/fast-influence-functions

Primary LanguagePythonBSD 3-Clause "New" or "Revised" LicenseBSD-3-Clause

FastIF: Scalable Influence Functions for Efficient Model Interpretation and Debugging

Link to the Paper

main

Requirements

Please see requirements.txt and Dockerfile for detailed dependencies. The major ones include

  • python 3.6 or later (for type annotations and f-string)
  • pytorch==1.5.1
  • transformers==3.0.2

Setup

Docker Setup

To build the docker image, run the following script.

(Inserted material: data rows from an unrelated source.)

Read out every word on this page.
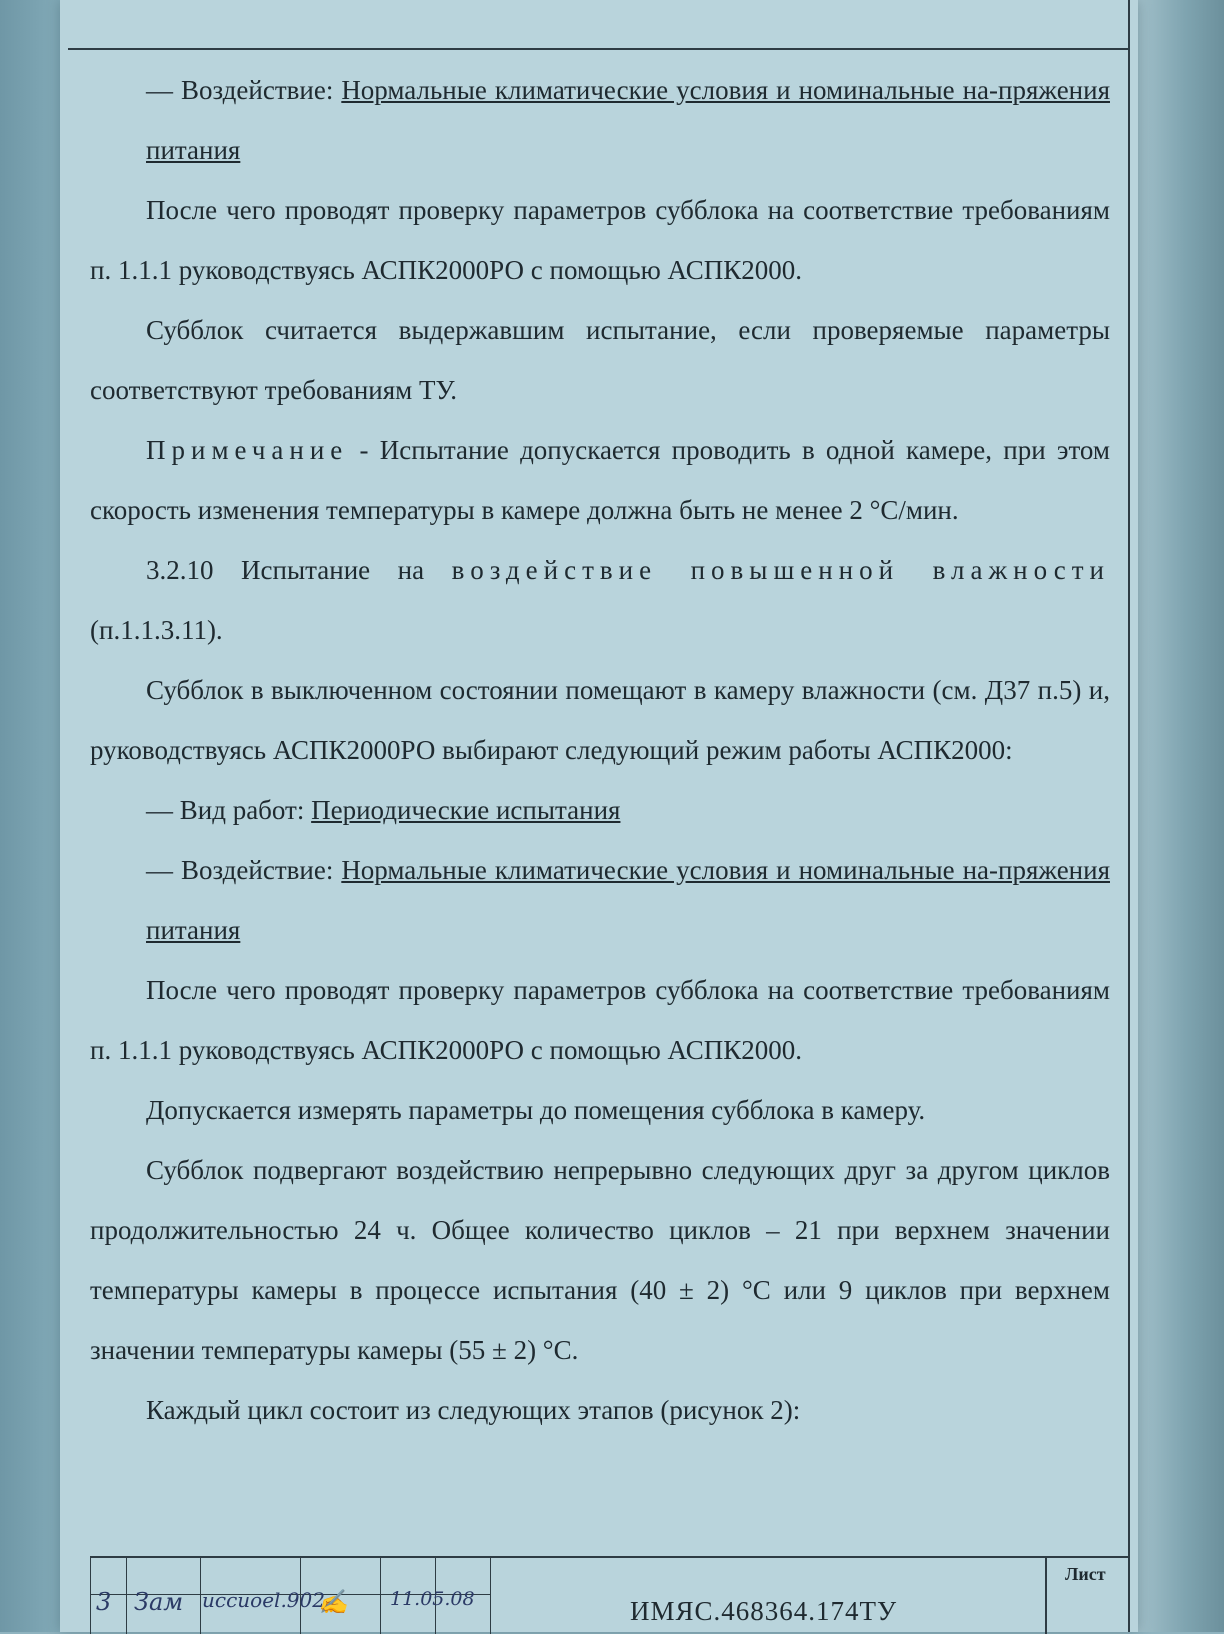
— Воздействие: Нормальные климатические условия и номинальные на-пряжения питания

После чего проводят проверку параметров субблока на соответствие требованиям п. 1.1.1 руководствуясь АСПК2000РО с помощью АСПК2000.

Субблок считается выдержавшим испытание, если проверяемые параметры соответствуют требованиям ТУ.

Примечание - Испытание допускается проводить в одной камере, при этом скорость изменения температуры в камере должна быть не менее 2 °С/мин.

3.2.10 Испытание на воздействие повышенной влажности (п.1.1.3.11).

Субблок в выключенном состоянии помещают в камеру влажности (см. Д37 п.5) и, руководствуясь АСПК2000РО выбирают следующий режим работы АСПК2000:

— Вид работ: Периодические испытания

— Воздействие: Нормальные климатические условия и номинальные на-пряжения питания

После чего проводят проверку параметров субблока на соответствие требованиям п. 1.1.1 руководствуясь АСПК2000РО с помощью АСПК2000.

Допускается измерять параметры до помещения субблока в камеру.

Субблок подвергают воздействию непрерывно следующих друг за другом циклов продолжительностью 24 ч. Общее количество циклов – 21 при верхнем значении температуры камеры в процессе испытания (40 ± 2) °С или 9 циклов при верхнем значении температуры камеры (55 ± 2) °С.

Каждый цикл состоит из следующих этапов (рисунок 2):

3 Зам иссиоеl.902
✍ 11.05.08	ИМЯС.468364.174ТУ
Лист
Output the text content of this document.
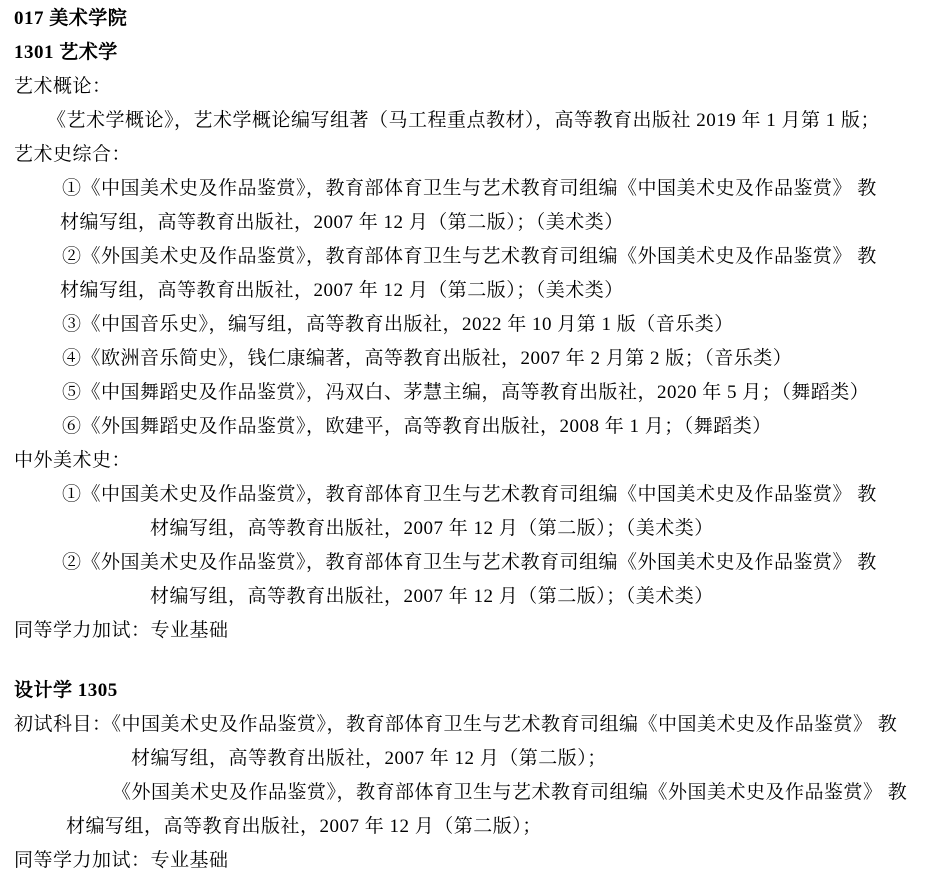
017 美术学院
1301 艺术学
艺术概论：
《艺术学概论》，艺术学概论编写组著（马工程重点教材），高等教育出版社 2019 年 1 月第 1 版；
艺术史综合：
①《中国美术史及作品鉴赏》，教育部体育卫生与艺术教育司组编《中国美术史及作品鉴赏》 教
材编写组，高等教育出版社，2007 年 12 月（第二版）；（美术类）
②《外国美术史及作品鉴赏》，教育部体育卫生与艺术教育司组编《外国美术史及作品鉴赏》 教
材编写组，高等教育出版社，2007 年 12 月（第二版）；（美术类）
③《中国音乐史》，编写组，高等教育出版社，2022 年 10 月第 1 版（音乐类）
④《欧洲音乐简史》，钱仁康编著，高等教育出版社，2007 年 2 月第 2 版；（音乐类）
⑤《中国舞蹈史及作品鉴赏》，冯双白、茅慧主编，高等教育出版社，2020 年 5 月；（舞蹈类）
⑥《外国舞蹈史及作品鉴赏》，欧建平，高等教育出版社，2008 年 1 月；（舞蹈类）
中外美术史：
①《中国美术史及作品鉴赏》，教育部体育卫生与艺术教育司组编《中国美术史及作品鉴赏》 教
材编写组，高等教育出版社，2007 年 12 月（第二版）；（美术类）
②《外国美术史及作品鉴赏》，教育部体育卫生与艺术教育司组编《外国美术史及作品鉴赏》 教
材编写组，高等教育出版社，2007 年 12 月（第二版）；（美术类）
同等学力加试：专业基础
设计学 1305
初试科目：《中国美术史及作品鉴赏》，教育部体育卫生与艺术教育司组编《中国美术史及作品鉴赏》 教
材编写组，高等教育出版社，2007 年 12 月（第二版）；
《外国美术史及作品鉴赏》，教育部体育卫生与艺术教育司组编《外国美术史及作品鉴赏》 教
材编写组，高等教育出版社，2007 年 12 月（第二版）；
同等学力加试：专业基础
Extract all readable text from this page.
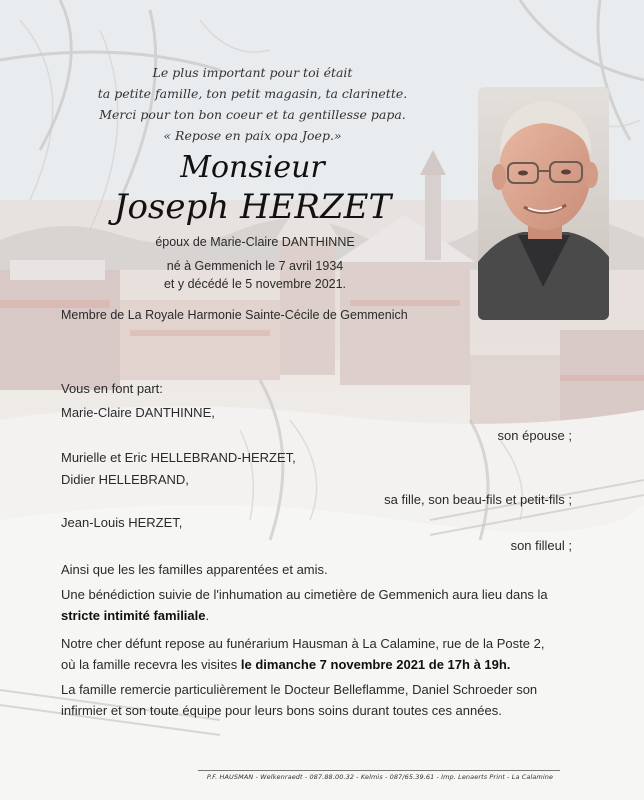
Le plus important pour toi était
ta petite famille, ton petit magasin, ta clarinette.
Merci pour ton bon coeur et ta gentillesse papa.
« Repose en paix opa Joep.»
Monsieur
Joseph HERZET
époux de Marie-Claire DANTHINNE
né à Gemmenich le 7 avril 1934
et y décédé le 5 novembre 2021.
Membre de La Royale Harmonie Sainte-Cécile de Gemmenich
Vous en font part:
Marie-Claire DANTHINNE,
son épouse ;
Murielle et Eric HELLEBRAND-HERZET,
Didier HELLEBRAND,
sa fille, son beau-fils et petit-fils ;
Jean-Louis HERZET,
son filleul ;
Ainsi que les les familles apparentées et amis.
Une bénédiction suivie de l'inhumation au cimetière de Gemmenich aura lieu dans la
stricte intimité familiale.
Notre cher défunt repose au funérarium Hausman à La Calamine, rue de la Poste 2,
où la famille recevra les visites le dimanche 7 novembre 2021 de 17h à 19h.
La famille remercie particulièrement le Docteur Belleflamme, Daniel Schroeder son
infirmier et son toute équipe pour leurs bons soins durant toutes ces années.
P.F. HAUSMAN - Welkenraedt - 087.88.00.32 - Kelmis - 087/65.39.61 - Imp. Lenaerts Print - La Calamine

DOCKER_BUILDKIT=1 docker build \
    -t ${TAG} \
    -f Dockerfile .

Data Setup

  1. Download the data following the examples from here and here.
  2. Mount the data into /export/home/Data/Glue and /export/home/Data/HANS inside the image.

Experiments

  1. To train the base models, please use scripts/run_MNLI.sh and scripts/run_HANS.sh.
  2. To build FAISS indices, please see the function create_FAISS_index in experiments/hans.py.
  3. Modify the paths in experiments/constants.py based on your setup.
  4. To run the experiments, please follow the instructions in run_experiments.py where we have provided most of the default configurations/hyper-parameters.

Code Structure

experiments/

  • This directory contains code that are used to conduct experiments.
  • However, the entry-point for experiments is run_experiments.py.

influence_utils/

This directory contains the core components of the influence functions. Most of the codes are designed to be independent of the experiments so could be adapted for others downstream needs. Two of the most important ones are:

  • influence_utils/nn_influence_utils.py contains the code for influence functions.
  • influence_utils/parallel.py contains the code for the parallel variant. Note that when running the parallel variant, make sure to turn off wandb (see here for details) as the current codebase does not work well with wandb turned on.